This is how I sometimes understand the current state of data collection and analysis that may occur in large institutions who are required to collect data to share a certain narrative which continues to build inequity in society, the education system and workforce.
Is the way Statistics Canada collects race or gender-based data an ethical process that can truly paint an accurate picture of impacts on diverse populations? This is a question I ask often when I examine the pretty infographics that the department will share. The complexity of a community is summarized on one page. Is this a story that truly resonates with the lived experiences of the population being showcased?
Colonial cultural norms that impact equity seeking communities include dehumanization, mistrust and extraction. When such conditions have been experienced over generations it is important to recognize community hesitation and trauma in sharing knowledge with institutions that have traditionally held power over society.
Advancing Equity in Data Presentation
In her presentation Meena Das shared many important frames on how to make data equitable. She identified multiple ways that people can address bias in data collection. Setting the context for equitable data collection and narration is to recognize that to design good data it is essential to make sure that those most impacted by the data are centered in the process and gathering of the data. One of the frames that resonated is the consideration of linking public good and human centricity to build conditions that create trust, respect privacy and honour humanity.
Das provided a definition for IDEA (inclusion diversity equity and accessibility)- led data as “the consideration through an equity lens, of the way in which data is collected, analyzed, interpreted and distributed. “ She shared that data equity needs to have four components of TRUTH embedded within the intersecting frameworks of social justice, intentional design and data inquiry.
The four components of truth shared are:
- When I see myself in the data.
- When analysis in any shape or form of data does not lead to my tokenism
- When I see my ways of generosity acknowledged, and
- When I am considered in the question, the answer and the decisions from the research.
Another great takeaway shared in the presentation was reasons for collecting good data. The following points recognize the parameters and impact of good data collection.
- Honors and centers the community.
- Serves as a systematic way to measure and prove impact (social and economic)
- Enables informed data driven decisions to better serve the audience.
- Presents evidence for results to funders and sponsors when asking for donations.
Overall data collection supports accuracy, completeness, consistency and timeline.

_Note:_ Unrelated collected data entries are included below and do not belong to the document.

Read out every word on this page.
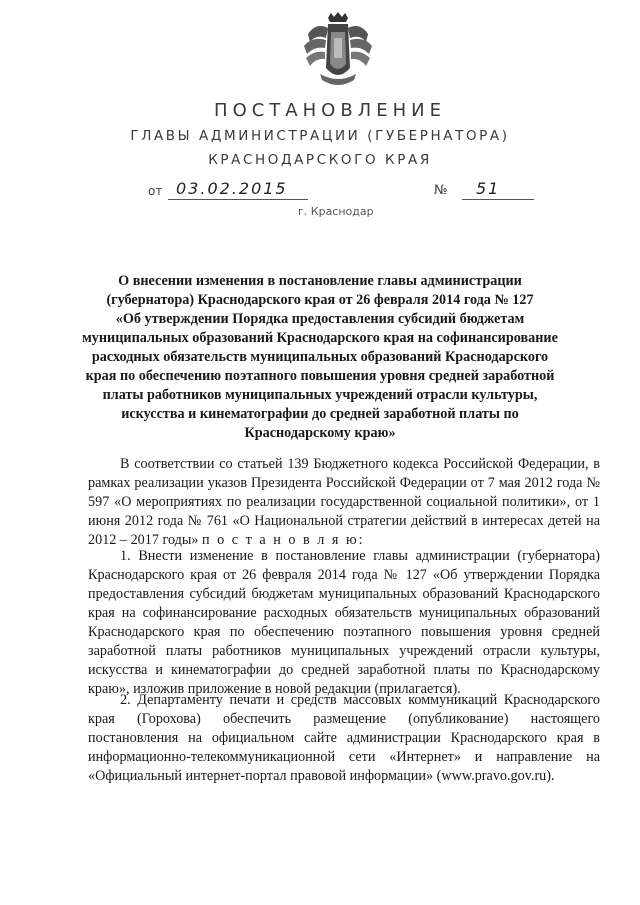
ПОСТАНОВЛЕНИЕ
ГЛАВЫ АДМИНИСТРАЦИИ (ГУБЕРНАТОРА)
КРАСНОДАРСКОГО КРАЯ
от 03.02.2015	№ 51
г. Краснодар
О внесении изменения в постановление главы администрации
(губернатора) Краснодарского края от 26 февраля 2014 года № 127
«Об утверждении Порядка предоставления субсидий бюджетам
муниципальных образований Краснодарского края на софинансирование
расходных обязательств муниципальных образований Краснодарского
края по обеспечению поэтапного повышения уровня средней заработной
платы работников муниципальных учреждений отрасли культуры,
искусства и кинематографии до средней заработной платы по
Краснодарскому краю»

В соответствии со статьей 139 Бюджетного кодекса Российской Федерации, в рамках реализации указов Президента Российской Федерации от 7 мая 2012 года № 597 «О мероприятиях по реализации государственной социальной политики», от 1 июня 2012 года № 761 «О Национальной стратегии действий в интересах детей на 2012 – 2017 годы» п о с т а н о в л я ю:

1. Внести изменение в постановление главы администрации (губернатора) Краснодарского края от 26 февраля 2014 года № 127 «Об утверждении Порядка предоставления субсидий бюджетам муниципальных образований Краснодарского края на софинансирование расходных обязательств муниципальных образований Краснодарского края по обеспечению поэтапного повышения уровня средней заработной платы работников муниципальных учреждений отрасли культуры, искусства и кинематографии до средней заработной платы по Краснодарскому краю», изложив приложение в новой редакции (прилагается).

2. Департаменту печати и средств массовых коммуникаций Краснодарского края (Горохова) обеспечить размещение (опубликование) настоящего постановления на официальном сайте администрации Краснодарского края в информационно-телекоммуникационной сети «Интернет» и направление на «Официальный интернет-портал правовой информации» (www.pravo.gov.ru).
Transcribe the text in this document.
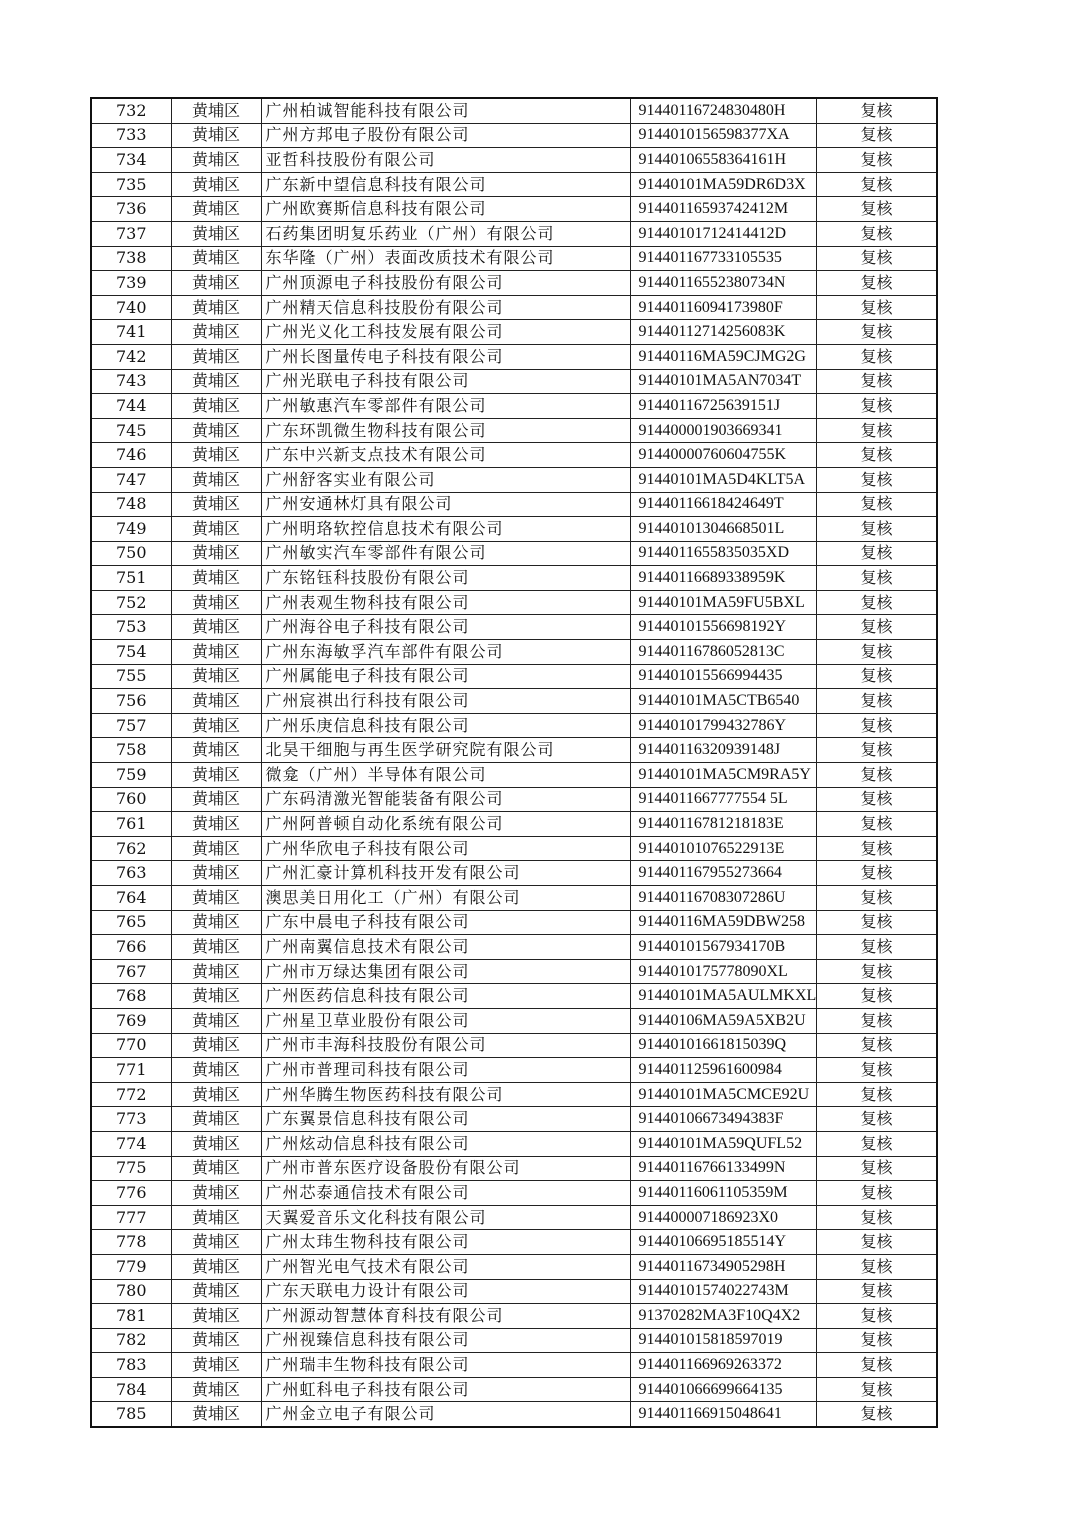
732	黄埔区	广州柏诚智能科技有限公司	91440116724830480H	复核
733	黄埔区	广州方邦电子股份有限公司	9144010156598377XA	复核
734	黄埔区	亚哲科技股份有限公司	91440106558364161H	复核
735	黄埔区	广东新中望信息科技有限公司	91440101MA59DR6D3X	复核
736	黄埔区	广州欧赛斯信息科技有限公司	91440116593742412M	复核
737	黄埔区	石药集团明复乐药业（广州）有限公司	91440101712414412D	复核
738	黄埔区	东华隆（广州）表面改质技术有限公司	914401167733105535	复核
739	黄埔区	广州顶源电子科技股份有限公司	91440116552380734N	复核
740	黄埔区	广州精天信息科技股份有限公司	91440116094173980F	复核
741	黄埔区	广州光义化工科技发展有限公司	91440112714256083K	复核
742	黄埔区	广州长图量传电子科技有限公司	91440116MA59CJMG2G	复核
743	黄埔区	广州光联电子科技有限公司	91440101MA5AN7034T	复核
744	黄埔区	广州敏惠汽车零部件有限公司	91440116725639151J	复核
745	黄埔区	广东环凯微生物科技有限公司	914400001903669341	复核
746	黄埔区	广东中兴新支点技术有限公司	91440000760604755K	复核
747	黄埔区	广州舒客实业有限公司	91440101MA5D4KLT5A	复核
748	黄埔区	广州安通林灯具有限公司	91440116618424649T	复核
749	黄埔区	广州明珞软控信息技术有限公司	91440101304668501L	复核
750	黄埔区	广州敏实汽车零部件有限公司	9144011655835035XD	复核
751	黄埔区	广东铭钰科技股份有限公司	91440116689338959K	复核
752	黄埔区	广州表观生物科技有限公司	91440101MA59FU5BXL	复核
753	黄埔区	广州海谷电子科技有限公司	91440101556698192Y	复核
754	黄埔区	广州东海敏孚汽车部件有限公司	91440116786052813C	复核
755	黄埔区	广州属能电子科技有限公司	914401015566994435	复核
756	黄埔区	广州宸祺出行科技有限公司	91440101MA5CTB6540	复核
757	黄埔区	广州乐庚信息科技有限公司	91440101799432786Y	复核
758	黄埔区	北昊干细胞与再生医学研究院有限公司	91440116320939148J	复核
759	黄埔区	微龛（广州）半导体有限公司	91440101MA5CM9RA5Y	复核
760	黄埔区	广东码清激光智能装备有限公司	9144011667777554 5L	复核
761	黄埔区	广州阿普顿自动化系统有限公司	91440116781218183E	复核
762	黄埔区	广州华欣电子科技有限公司	91440101076522913E	复核
763	黄埔区	广州汇豪计算机科技开发有限公司	914401167955273664	复核
764	黄埔区	澳思美日用化工（广州）有限公司	91440116708307286U	复核
765	黄埔区	广东中晨电子科技有限公司	91440116MA59DBW258	复核
766	黄埔区	广州南翼信息技术有限公司	91440101567934170B	复核
767	黄埔区	广州市万绿达集团有限公司	9144010175778090XL	复核
768	黄埔区	广州医药信息科技有限公司	91440101MA5AULMKXL	复核
769	黄埔区	广州星卫草业股份有限公司	91440106MA59A5XB2U	复核
770	黄埔区	广州市丰海科技股份有限公司	91440101661815039Q	复核
771	黄埔区	广州市普理司科技有限公司	914401125961600984	复核
772	黄埔区	广州华腾生物医药科技有限公司	91440101MA5CMCE92U	复核
773	黄埔区	广东翼景信息科技有限公司	91440106673494383F	复核
774	黄埔区	广州炫动信息科技有限公司	91440101MA59QUFL52	复核
775	黄埔区	广州市普东医疗设备股份有限公司	91440116766133499N	复核
776	黄埔区	广州芯泰通信技术有限公司	91440116061105359M	复核
777	黄埔区	天翼爱音乐文化科技有限公司	914400007186923X0	复核
778	黄埔区	广州太玮生物科技有限公司	91440106695185514Y	复核
779	黄埔区	广州智光电气技术有限公司	91440116734905298H	复核
780	黄埔区	广东天联电力设计有限公司	91440101574022743M	复核
781	黄埔区	广州源动智慧体育科技有限公司	91370282MA3F10Q4X2	复核
782	黄埔区	广州视臻信息科技有限公司	914401015818597019	复核
783	黄埔区	广州瑞丰生物科技有限公司	914401166969263372	复核
784	黄埔区	广州虹科电子科技有限公司	914401066699664135	复核
785	黄埔区	广州金立电子有限公司	914401166915048641	复核
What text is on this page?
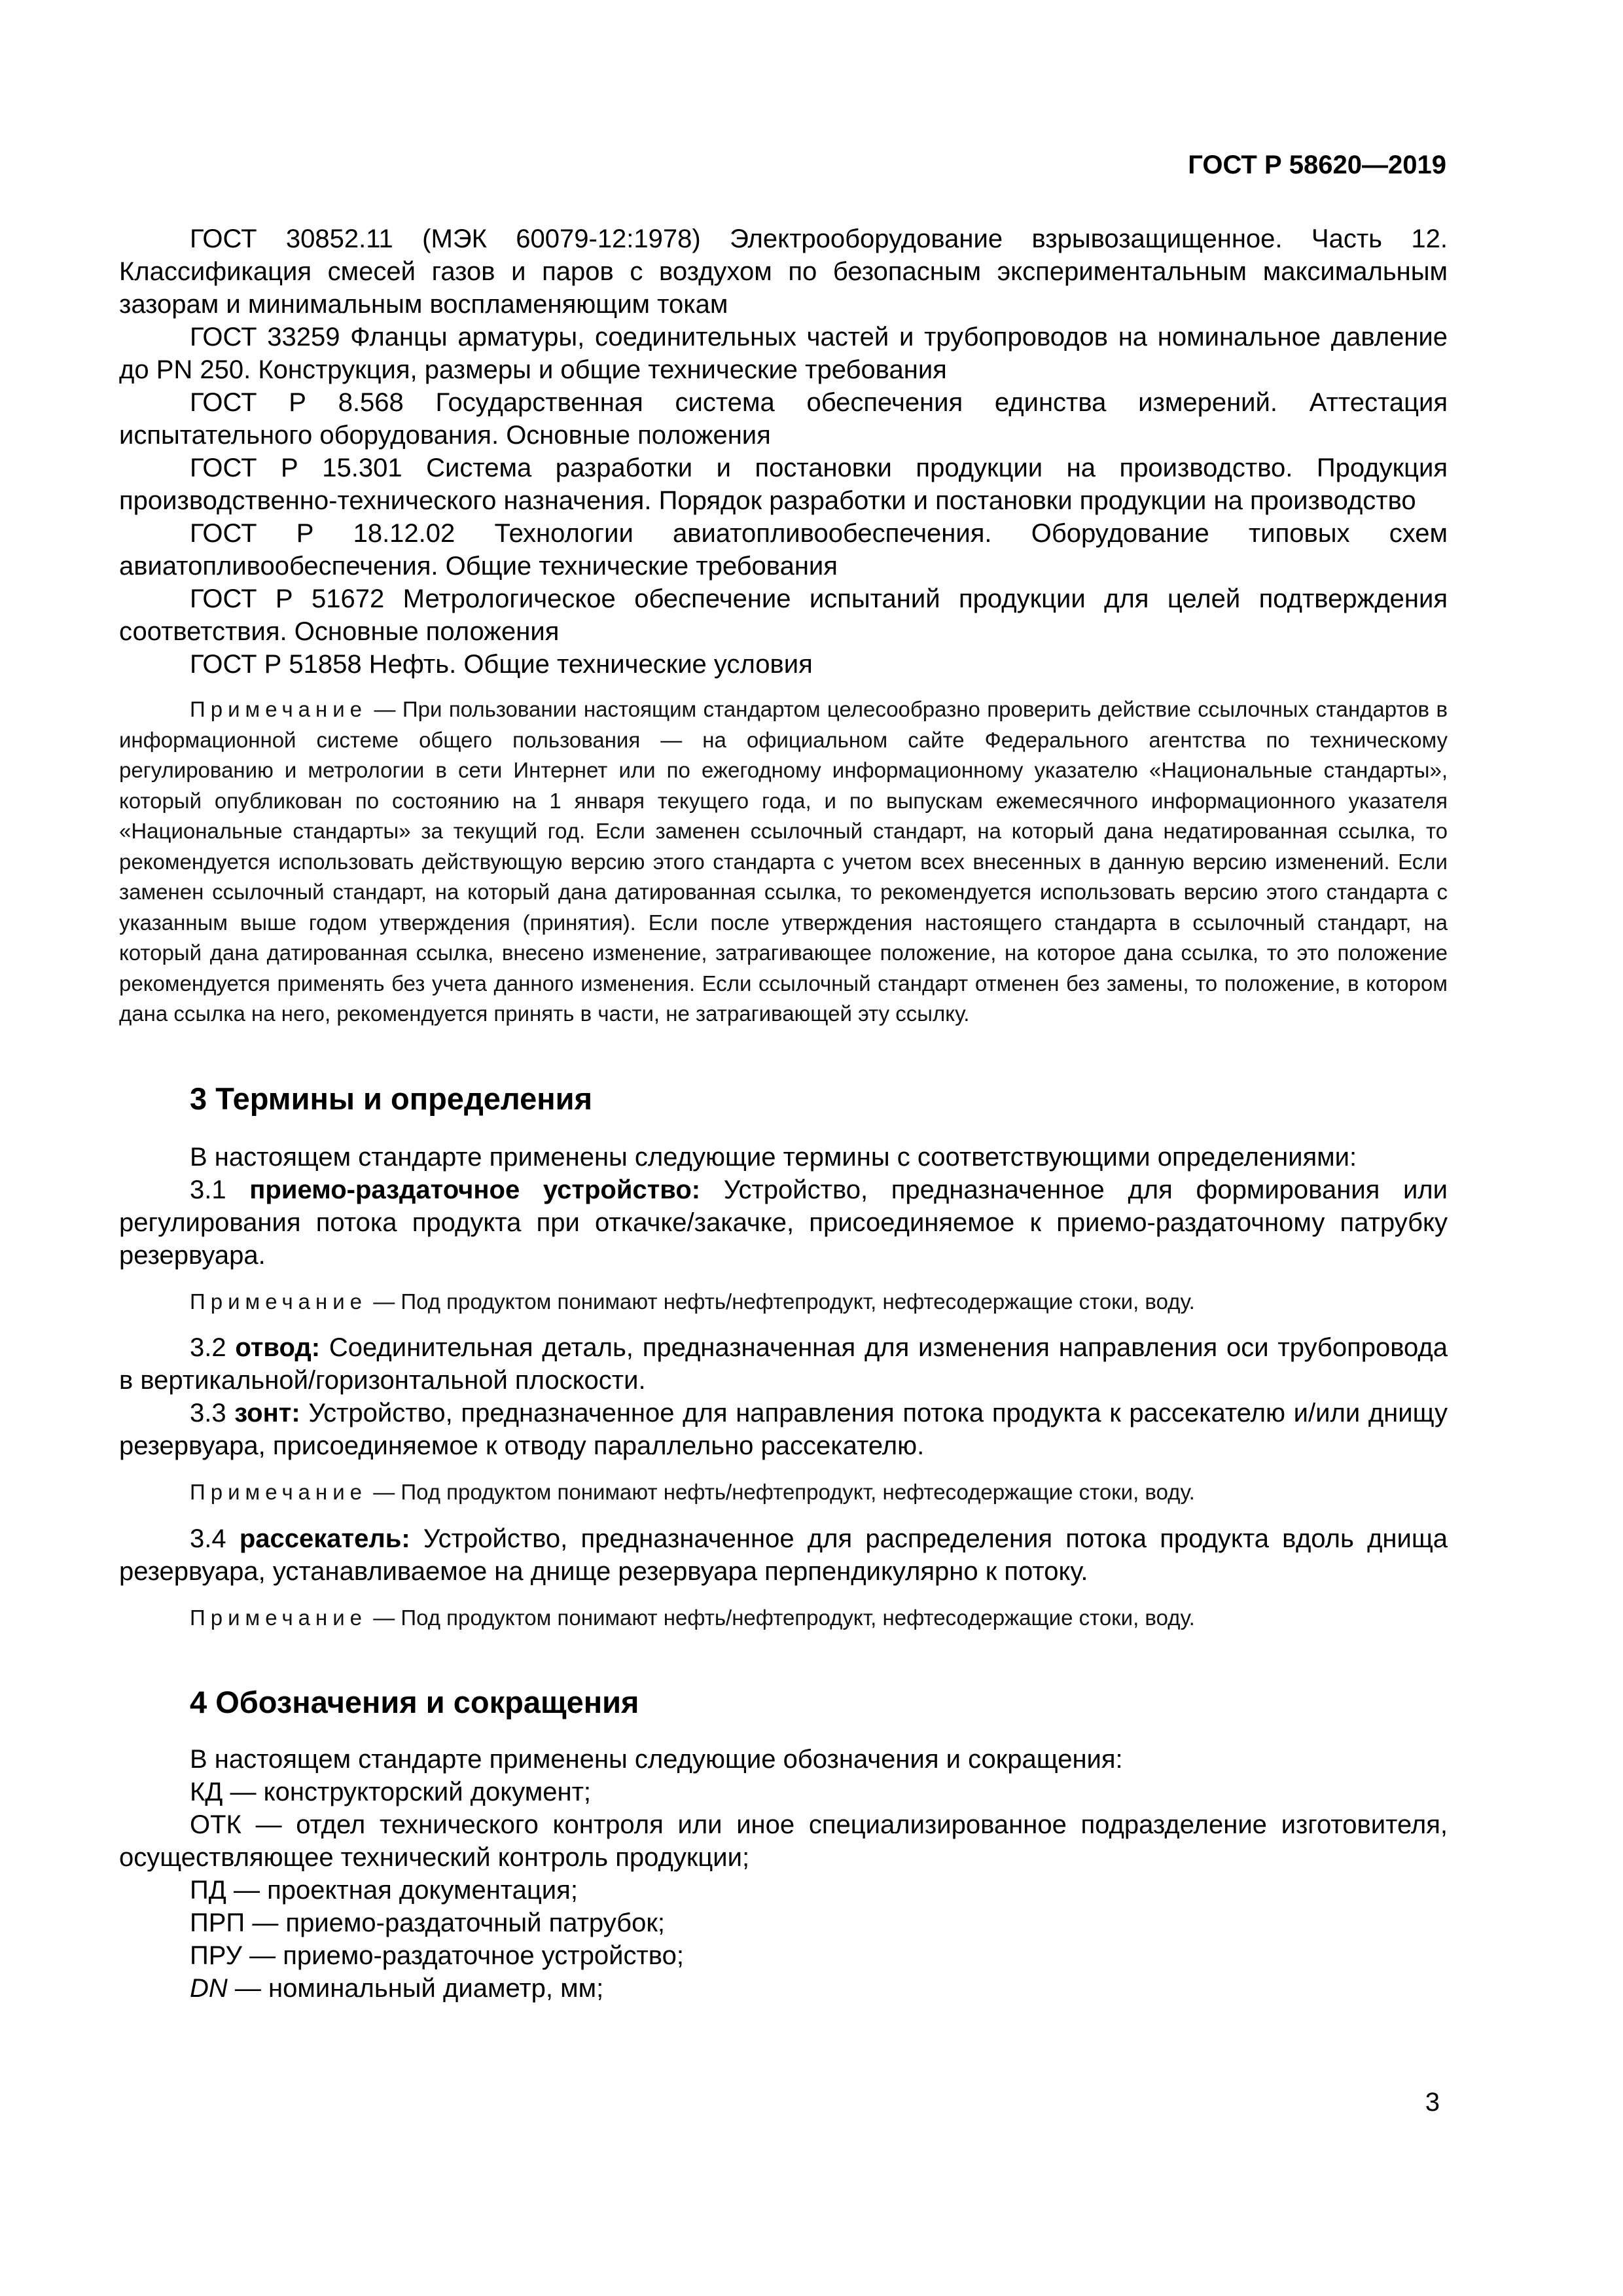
ГОСТ Р 58620—2019

ГОСТ 30852.11 (МЭК 60079-12:1978) Электрооборудование взрывозащищенное. Часть 12. Классификация смесей газов и паров с воздухом по безопасным экспериментальным максимальным зазорам и минимальным воспламеняющим токам

ГОСТ 33259 Фланцы арматуры, соединительных частей и трубопроводов на номинальное давление до PN 250. Конструкция, размеры и общие технические требования

ГОСТ Р 8.568 Государственная система обеспечения единства измерений. Аттестация испытательного оборудования. Основные положения

ГОСТ Р 15.301 Система разработки и постановки продукции на производство. Продукция производственно-технического назначения. Порядок разработки и постановки продукции на производство

ГОСТ Р 18.12.02 Технологии авиатопливообеспечения. Оборудование типовых схем авиатопливообеспечения. Общие технические требования

ГОСТ Р 51672 Метрологическое обеспечение испытаний продукции для целей подтверждения соответствия. Основные положения

ГОСТ Р 51858 Нефть. Общие технические условия

Примечание — При пользовании настоящим стандартом целесообразно проверить действие ссылочных стандартов в информационной системе общего пользования — на официальном сайте Федерального агентства по техническому регулированию и метрологии в сети Интернет или по ежегодному информационному указателю «Национальные стандарты», который опубликован по состоянию на 1 января текущего года, и по выпускам ежемесячного информационного указателя «Национальные стандарты» за текущий год. Если заменен ссылочный стандарт, на который дана недатированная ссылка, то рекомендуется использовать действующую версию этого стандарта с учетом всех внесенных в данную версию изменений. Если заменен ссылочный стандарт, на который дана датированная ссылка, то рекомендуется использовать версию этого стандарта с указанным выше годом утверждения (принятия). Если после утверждения настоящего стандарта в ссылочный стандарт, на который дана датированная ссылка, внесено изменение, затрагивающее положение, на которое дана ссылка, то это положение рекомендуется применять без учета данного изменения. Если ссылочный стандарт отменен без замены, то положение, в котором дана ссылка на него, рекомендуется принять в части, не затрагивающей эту ссылку.

3 Термины и определения

В настоящем стандарте применены следующие термины с соответствующими определениями:

3.1 приемо-раздаточное устройство: Устройство, предназначенное для формирования или регулирования потока продукта при откачке/закачке, присоединяемое к приемо-раздаточному патрубку резервуара.

Примечание — Под продуктом понимают нефть/нефтепродукт, нефтесодержащие стоки, воду.

3.2 отвод: Соединительная деталь, предназначенная для изменения направления оси трубопровода в вертикальной/горизонтальной плоскости.

3.3 зонт: Устройство, предназначенное для направления потока продукта к рассекателю и/или днищу резервуара, присоединяемое к отводу параллельно рассекателю.

Примечание — Под продуктом понимают нефть/нефтепродукт, нефтесодержащие стоки, воду.

3.4 рассекатель: Устройство, предназначенное для распределения потока продукта вдоль днища резервуара, устанавливаемое на днище резервуара перпендикулярно к потоку.

Примечание — Под продуктом понимают нефть/нефтепродукт, нефтесодержащие стоки, воду.

4 Обозначения и сокращения

В настоящем стандарте применены следующие обозначения и сокращения:

КД — конструкторский документ;

ОТК — отдел технического контроля или иное специализированное подразделение изготовителя, осуществляющее технический контроль продукции;

ПД — проектная документация;

ПРП — приемо-раздаточный патрубок;

ПРУ — приемо-раздаточное устройство;

DN — номинальный диаметр, мм;

3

Considering these truths in data design provide validation and community engagement to have ownership over the narrative that will be created. Social, economic and cultural impacts documented can provide an accurate snapshot of what challenges and successes equity seeking groups face in society. As a result the stakeholders and funders invested in building inclusive spaces can address the challenges presented.
The world is increasingly complex and post covid systemic inequities have been exposed. Recognition of these inequities is causing a disruption in the ways dominant cultural norms have been rooted and followed for so long.
What are the emergent data narratives that arise out of the disruption that can spotlight pathways to equity, inclusion and belonging? In the inquiry about developing practices to document intersectional identity data without being intrusive and harmful Das’ presentation was a great opportunity to understand the application of equity lenses in data collection and narration that state assumptions, center community care and recognize the value of an ethical process.